ML Runtimes Version 2022.11

Major features and updates for ML Runtimes.

This release is available with ML Runtimes version 2022.11

Version 2022.11

New features

  • PBJ (Powered by Jupyter) Runtime GA: PBJ Runtimes were previously available as a Tech Preview only. In ML Runtimes 2022.11 the PBJ Runtimes are available to all users (GA). The following PBJ Runtimes are included:
    • Python 3.7
    • Python 3.8
    • Python 3.9
    • R 3.6
    • R 4.0
    • R 4.1

    These PBJ Runtimes are available on Cloudera Public Cloud (from 2022.10-1) and Cloudera Private Cloud (from 1.5.0) form factors, but are not available on CDSW.

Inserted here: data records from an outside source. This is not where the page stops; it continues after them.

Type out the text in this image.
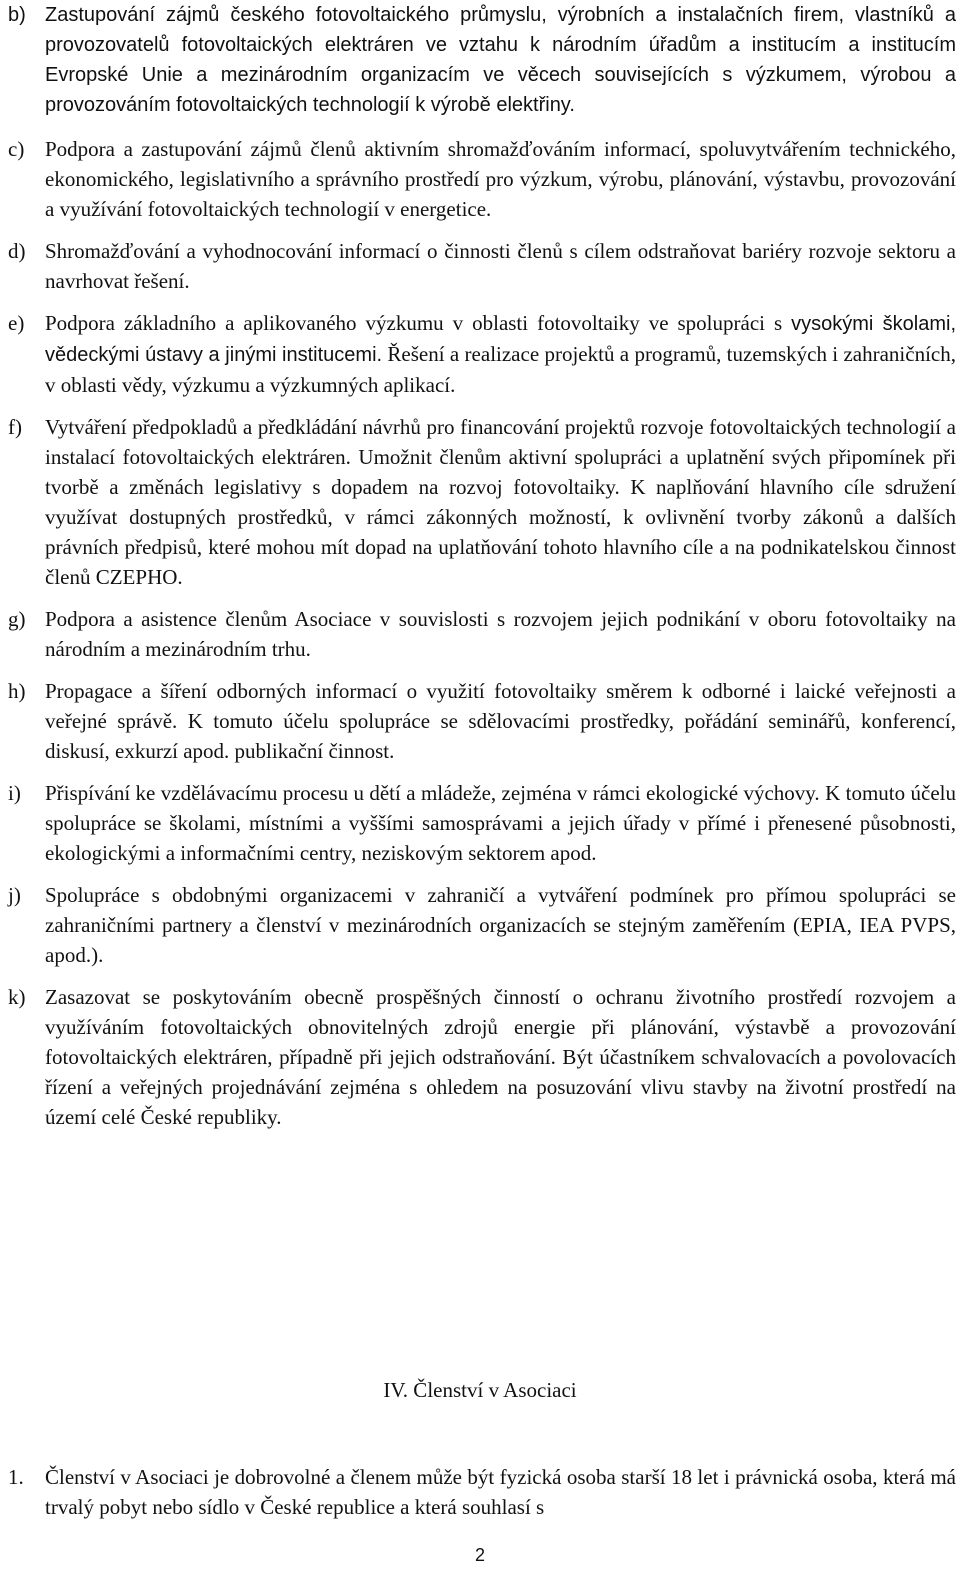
b) Zastupování zájmů českého fotovoltaického průmyslu, výrobních a instalačních firem, vlastníků a provozovatelů fotovoltaických elektráren ve vztahu k národním úřadům a institucím a institucím Evropské Unie a mezinárodním organizacím ve věcech souvisejících s výzkumem, výrobou a provozováním fotovoltaických technologií k výrobě elektřiny.
c) Podpora a zastupování zájmů členů aktivním shromažďováním informací, spoluvytvářením technického, ekonomického, legislativního a správního prostředí pro výzkum, výrobu, plánování, výstavbu, provozování a využívání fotovoltaických technologií v energetice.
d) Shromažďování a vyhodnocování informací o činnosti členů s cílem odstraňovat bariéry rozvoje sektoru a navrhovat řešení.
e) Podpora základního a aplikovaného výzkumu v oblasti fotovoltaiky ve spolupráci s vysokými školami, vědeckými ústavy a jinými institucemi. Řešení a realizace projektů a programů, tuzemských i zahraničních, v oblasti vědy, výzkumu a výzkumných aplikací.
f) Vytváření předpokladů a předkládání návrhů pro financování projektů rozvoje fotovoltaických technologií a instalací fotovoltaických elektráren. Umožnit členům aktivní spolupráci a uplatnění svých připomínek při tvorbě a změnách legislativy s dopadem na rozvoj fotovoltaiky. K naplňování hlavního cíle sdružení využívat dostupných prostředků, v rámci zákonných možností, k ovlivnění tvorby zákonů a dalších právních předpisů, které mohou mít dopad na uplatňování tohoto hlavního cíle a na podnikatelskou činnost členů CZEPHO.
g) Podpora a asistence členům Asociace v souvislosti s rozvojem jejich podnikání v oboru fotovoltaiky na národním a mezinárodním trhu.
h) Propagace a šíření odborných informací o využití fotovoltaiky směrem k odborné i laické veřejnosti a veřejné správě. K tomuto účelu spolupráce se sdělovacími prostředky, pořádání seminářů, konferencí, diskusí, exkurzí apod. publikační činnost.
i) Přispívání ke vzdělávacímu procesu u dětí a mládeže, zejména v rámci ekologické výchovy. K tomuto účelu spolupráce se školami, místními a vyššími samosprávami a jejich úřady v přímé i přenesené působnosti, ekologickými a informačními centry, neziskovým sektorem apod.
j) Spolupráce s obdobnými organizacemi v zahraničí a vytváření podmínek pro přímou spolupráci se zahraničními partnery a členství v mezinárodních organizacích se stejným zaměřením (EPIA, IEA PVPS, apod.).
k) Zasazovat se poskytováním obecně prospěšných činností o ochranu životního prostředí rozvojem a využíváním fotovoltaických obnovitelných zdrojů energie při plánování, výstavbě a provozování fotovoltaických elektráren, případně při jejich odstraňování. Být účastníkem schvalovacích a povolovacích řízení a veřejných projednávání zejména s ohledem na posuzování vlivu stavby na životní prostředí na území celé České republiky.
IV. Členství v Asociaci
1. Členství v Asociaci je dobrovolné a členem může být fyzická osoba starší 18 let i právnická osoba, která má trvalý pobyt nebo sídlo v České republice a která souhlasí s
2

    The new PBJ Runtimes appear on the Runtime Selector elements when users start new workloads. Their usage is the same as the non-PBJ Runtimes, apart from Models. Models require the usage of a new library called cml for Python and R, that was introduced in Cloudera Public Cloud (2022.10-1) and the upcoming Private Cloud (1.5.0) versions.

    Usage of cml with regard to models is detailed here: PBJ Runtimes and Models

    Examples can be found here: Example models with PBJ Runtimes.

Fixed Issues

  • DSE-22433 Upgrade numpy version in Python runtimes to resolve issues.
  • DSE-22374 Reduced log level to WARN log level can be manipulated through the HADOOP_ROOT_LOGGER environment variable. This is set to WARN,console in order to keep console logging, while reducing log level from INFO to WARN.
  • DSE-22251 Add flextable dependencies to R Runtimes Added flextable dependencies (libfontconfig1-dev, libcairo2-dev) to R runtimes. Added two OS libraries so flextable can be installed and used in CML.

Known issues

  • The CUDA version (11.4.1) being used to build Nvidia GPU Runtimes is not supported by newer Torch versions (1.13+).

    Workaround: Use Torch versions up to 1.12.1.

    Cloudera Bug: DSE-24038

  • When installing sparklyr for R, the installation will succeed, but importing the library in the same session will fail. This happens, because earlier versions of dependent packages (vctrs, lifecycle, rlang, cli) are already loaded in the R session, therefore newer versions cannot be loaded.

    Workaround: Start a new session, import and use sparklyr there.

    Cloudera Bug: DSE-23762